À la demande de mon maître, je m'installais sur l'une des fauteuil de la pièce, croisant les mains de mon visage en souriant avant de me mettre dans le fond de mon fauteuil et de poser mes deux mains sur mon ventre. Le moment était donc propice à Natsuki pour m'offrir un cadeau. Je déballais ce dernier avec une certaine impatience pour en admirer le contenu d'un air légèrement perdu :

"Qu'est-ce que… "

Visiblement, je ne comprenais pas vraiment l'utilité de la chose, mais ce n'était pas bien grave puis qu'il s'agissait visiblement d'une blague de la part de Natsuki. Je me contentais donc de sourire poliment, n'ayant toujours pas compris l'utilité de son cadeau. Je montrerais à Tatsuya en temps voulu voir si lui-même comprenais de quoi il s'agissait.

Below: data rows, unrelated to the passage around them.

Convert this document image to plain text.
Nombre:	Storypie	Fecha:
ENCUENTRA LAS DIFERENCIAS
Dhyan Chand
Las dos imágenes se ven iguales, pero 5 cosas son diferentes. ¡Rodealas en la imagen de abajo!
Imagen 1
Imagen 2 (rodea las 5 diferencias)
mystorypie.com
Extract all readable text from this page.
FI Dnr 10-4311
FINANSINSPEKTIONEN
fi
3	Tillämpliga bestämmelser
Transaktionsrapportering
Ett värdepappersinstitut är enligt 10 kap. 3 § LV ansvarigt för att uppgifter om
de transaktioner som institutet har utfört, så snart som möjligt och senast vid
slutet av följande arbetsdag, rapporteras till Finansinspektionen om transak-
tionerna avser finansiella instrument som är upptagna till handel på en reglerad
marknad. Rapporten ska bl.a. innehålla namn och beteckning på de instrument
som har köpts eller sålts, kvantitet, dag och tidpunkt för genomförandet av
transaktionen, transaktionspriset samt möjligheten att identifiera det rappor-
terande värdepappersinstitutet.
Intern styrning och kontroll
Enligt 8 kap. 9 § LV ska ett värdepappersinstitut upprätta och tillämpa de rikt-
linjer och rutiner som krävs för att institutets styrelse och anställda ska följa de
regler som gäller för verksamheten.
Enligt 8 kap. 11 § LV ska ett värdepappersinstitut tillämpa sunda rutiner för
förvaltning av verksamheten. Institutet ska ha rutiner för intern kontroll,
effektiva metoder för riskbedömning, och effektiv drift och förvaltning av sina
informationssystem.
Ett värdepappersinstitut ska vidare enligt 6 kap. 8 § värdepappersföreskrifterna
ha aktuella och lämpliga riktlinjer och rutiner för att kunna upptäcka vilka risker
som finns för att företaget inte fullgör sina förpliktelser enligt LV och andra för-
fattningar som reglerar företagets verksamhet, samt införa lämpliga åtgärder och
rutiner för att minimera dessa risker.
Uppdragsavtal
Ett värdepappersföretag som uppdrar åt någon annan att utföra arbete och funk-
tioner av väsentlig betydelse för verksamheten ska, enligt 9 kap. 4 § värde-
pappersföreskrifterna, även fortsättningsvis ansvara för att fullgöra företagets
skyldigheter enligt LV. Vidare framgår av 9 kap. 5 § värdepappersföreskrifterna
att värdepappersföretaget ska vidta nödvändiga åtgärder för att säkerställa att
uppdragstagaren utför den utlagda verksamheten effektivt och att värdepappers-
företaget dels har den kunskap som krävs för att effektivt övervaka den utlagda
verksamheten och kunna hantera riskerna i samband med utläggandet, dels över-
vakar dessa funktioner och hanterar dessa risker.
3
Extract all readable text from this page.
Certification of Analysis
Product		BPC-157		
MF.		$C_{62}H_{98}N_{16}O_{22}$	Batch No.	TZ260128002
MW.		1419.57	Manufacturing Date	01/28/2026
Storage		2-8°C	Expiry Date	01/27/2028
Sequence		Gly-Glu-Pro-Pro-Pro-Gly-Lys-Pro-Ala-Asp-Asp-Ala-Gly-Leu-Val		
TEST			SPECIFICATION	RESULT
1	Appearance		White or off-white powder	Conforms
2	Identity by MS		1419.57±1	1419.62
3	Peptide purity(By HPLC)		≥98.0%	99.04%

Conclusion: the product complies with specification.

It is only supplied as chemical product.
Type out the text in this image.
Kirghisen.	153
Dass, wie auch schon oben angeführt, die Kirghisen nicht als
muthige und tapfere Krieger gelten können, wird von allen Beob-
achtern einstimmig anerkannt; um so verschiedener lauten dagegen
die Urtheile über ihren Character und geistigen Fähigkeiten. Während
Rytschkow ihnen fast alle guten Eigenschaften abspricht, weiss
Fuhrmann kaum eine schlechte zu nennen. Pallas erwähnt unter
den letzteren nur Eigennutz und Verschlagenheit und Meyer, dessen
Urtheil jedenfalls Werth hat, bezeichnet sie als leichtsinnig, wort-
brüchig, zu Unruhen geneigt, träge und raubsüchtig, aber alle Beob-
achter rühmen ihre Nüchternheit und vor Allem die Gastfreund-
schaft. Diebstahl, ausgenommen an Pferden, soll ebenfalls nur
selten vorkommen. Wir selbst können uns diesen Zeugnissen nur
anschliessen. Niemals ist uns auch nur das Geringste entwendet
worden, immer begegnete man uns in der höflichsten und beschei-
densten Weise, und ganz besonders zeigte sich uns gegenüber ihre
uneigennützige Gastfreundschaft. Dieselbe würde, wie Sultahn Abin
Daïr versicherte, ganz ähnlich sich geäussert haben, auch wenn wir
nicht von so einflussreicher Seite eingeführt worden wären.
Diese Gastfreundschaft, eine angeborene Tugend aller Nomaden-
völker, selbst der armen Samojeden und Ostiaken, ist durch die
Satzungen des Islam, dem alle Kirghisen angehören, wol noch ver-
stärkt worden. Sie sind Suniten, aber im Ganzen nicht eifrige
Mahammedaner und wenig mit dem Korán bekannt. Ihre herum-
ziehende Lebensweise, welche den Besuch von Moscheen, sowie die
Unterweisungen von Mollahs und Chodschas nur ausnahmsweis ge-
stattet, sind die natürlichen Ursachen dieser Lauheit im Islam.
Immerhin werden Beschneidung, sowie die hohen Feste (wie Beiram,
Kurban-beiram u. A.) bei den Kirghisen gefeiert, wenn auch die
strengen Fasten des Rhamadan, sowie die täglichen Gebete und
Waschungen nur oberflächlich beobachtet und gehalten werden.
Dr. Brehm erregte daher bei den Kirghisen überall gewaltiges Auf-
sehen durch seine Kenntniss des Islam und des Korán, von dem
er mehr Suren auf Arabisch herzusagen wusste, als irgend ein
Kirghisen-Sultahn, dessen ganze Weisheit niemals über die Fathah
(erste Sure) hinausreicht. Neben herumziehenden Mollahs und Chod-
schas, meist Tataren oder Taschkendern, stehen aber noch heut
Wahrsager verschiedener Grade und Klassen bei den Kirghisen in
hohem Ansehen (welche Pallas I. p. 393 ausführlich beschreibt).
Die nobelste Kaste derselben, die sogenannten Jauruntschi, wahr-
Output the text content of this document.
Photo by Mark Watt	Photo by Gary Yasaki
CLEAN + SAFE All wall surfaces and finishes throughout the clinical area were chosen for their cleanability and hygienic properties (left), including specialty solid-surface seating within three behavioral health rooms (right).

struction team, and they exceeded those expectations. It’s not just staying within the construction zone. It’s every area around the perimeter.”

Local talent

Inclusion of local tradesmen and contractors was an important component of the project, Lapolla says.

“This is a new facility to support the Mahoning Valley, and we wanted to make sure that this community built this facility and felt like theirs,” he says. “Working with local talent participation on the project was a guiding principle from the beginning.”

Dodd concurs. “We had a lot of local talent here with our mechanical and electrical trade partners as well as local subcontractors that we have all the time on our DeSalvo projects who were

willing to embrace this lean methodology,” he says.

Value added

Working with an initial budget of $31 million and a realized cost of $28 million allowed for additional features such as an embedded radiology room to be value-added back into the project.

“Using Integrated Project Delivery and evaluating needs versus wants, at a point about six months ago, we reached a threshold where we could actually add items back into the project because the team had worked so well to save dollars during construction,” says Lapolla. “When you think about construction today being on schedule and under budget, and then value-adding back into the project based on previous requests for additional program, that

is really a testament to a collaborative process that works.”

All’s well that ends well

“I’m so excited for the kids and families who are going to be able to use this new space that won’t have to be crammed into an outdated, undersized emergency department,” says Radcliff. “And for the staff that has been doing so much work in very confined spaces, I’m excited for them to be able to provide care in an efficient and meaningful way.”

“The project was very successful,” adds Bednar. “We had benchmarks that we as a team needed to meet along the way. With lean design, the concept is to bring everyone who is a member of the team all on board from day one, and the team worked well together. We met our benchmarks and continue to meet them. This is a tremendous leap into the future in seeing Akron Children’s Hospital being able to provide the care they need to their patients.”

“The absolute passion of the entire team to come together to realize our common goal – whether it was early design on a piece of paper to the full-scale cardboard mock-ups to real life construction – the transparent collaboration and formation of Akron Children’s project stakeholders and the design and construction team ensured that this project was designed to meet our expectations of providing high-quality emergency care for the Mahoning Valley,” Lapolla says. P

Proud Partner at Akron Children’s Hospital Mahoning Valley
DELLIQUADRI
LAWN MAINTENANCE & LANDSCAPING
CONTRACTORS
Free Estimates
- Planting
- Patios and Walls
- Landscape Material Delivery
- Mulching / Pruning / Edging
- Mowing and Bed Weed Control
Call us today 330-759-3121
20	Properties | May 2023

S'en suivit le temps des félicitations pour ma réussite dans l'intégration de l'internat. Je n'étais pas peu fière de cette nouvelle, mais à cela s'ajouta également l'inquiétude de Natsuki vis-à-vis de ma grossesse et du travail que je continuais à fournir. Je lui répondis rapidement :

"Être enceinte ce n'est pas une maladie… Je me sens encore capable pour l'instant, même si je dois avouer que je suis très fatiguée par moment…"

Enfin, c'est le moment que choisi le bébé pour se retourner me faisant grimacer de douleur :

"Bon … Ok, sauf quand il fait ça …"

Pas facile d'avoir un intrus dans son ventre n'est ce pas. Face aux paroles de Natsuki, je ne pus cependant pas m'empêcher de sourire :

"Je dois t'avouer que fille ou garçon, je suis juste impatiente de l'avoir dans mes bras. Je n'ai pas vraiment de préférence et Tatsuya non plus je pense. Nous voulons juste un enfant et nous l'aurons bientôt avec nous, c'est ce qui nous semble le plus important non ? Et puis je ne crois pas aux superstitions, il y en a tellement…"

Je me relevais pour faire quelques pas :

"Est-ce que je peux prendre quelque chose à boire s'il te plaît ?"

J'avais très soif en ce moment et je n'avais pas forcément envie d'être déshydraté. J'en profitais pour lui répondre :

"Dans deux mois pour l'instant. Le bébé est placé assez haut et ne semble pas être encore prêt à descendre, du coup, je devrais pouvoir aller jusqu'au terme de ma grossesse, mais nous verrons bien. C'est un peu un domaine imprévisible, tu sais. On ne sait pas ce qu'il peut arriver. Pour l'instant, je me pose encore beaucoup de questions quant à mon propre accouchement donc. Sinon, oui tout est presque prêt … Du moins au niveau du mobilier. Nous avons fini la chambre avant-hier et… et maintenant, il nous reste à tout acheter. Je ne voulais rien avoir tant que nous n'avions pas fini pour ne pas me précipiter ou cas où il arriverait quelque chose… Mais maintenant, je pense qu'il est temps ! Nous allons pouvoir utiliser ton cadeau de mariage !"

Le fameux bon qu'il nous avait offert oui. Nous avions profité de la discussion pour nous déplacer vers le coin cuisine ou je m'installais sur l'un des tabourets face au plan de travail.

"Nous n'avons pas encore choisi de prénoms, je laisse Tatsuya choisi a ce niveau-là, je trouve qu'il a de bonnes idées !"

Mais j'avais envie de parler d'autre chose :

"Et toi ! Parle-moi de ton voyage ! Je veux tout savoir !"

Oh, bien sûr j'avais tout suivi grâce au carnet avec lequel nous communiquions, mais je voulais entendre tout cela de sa propre voix désormais.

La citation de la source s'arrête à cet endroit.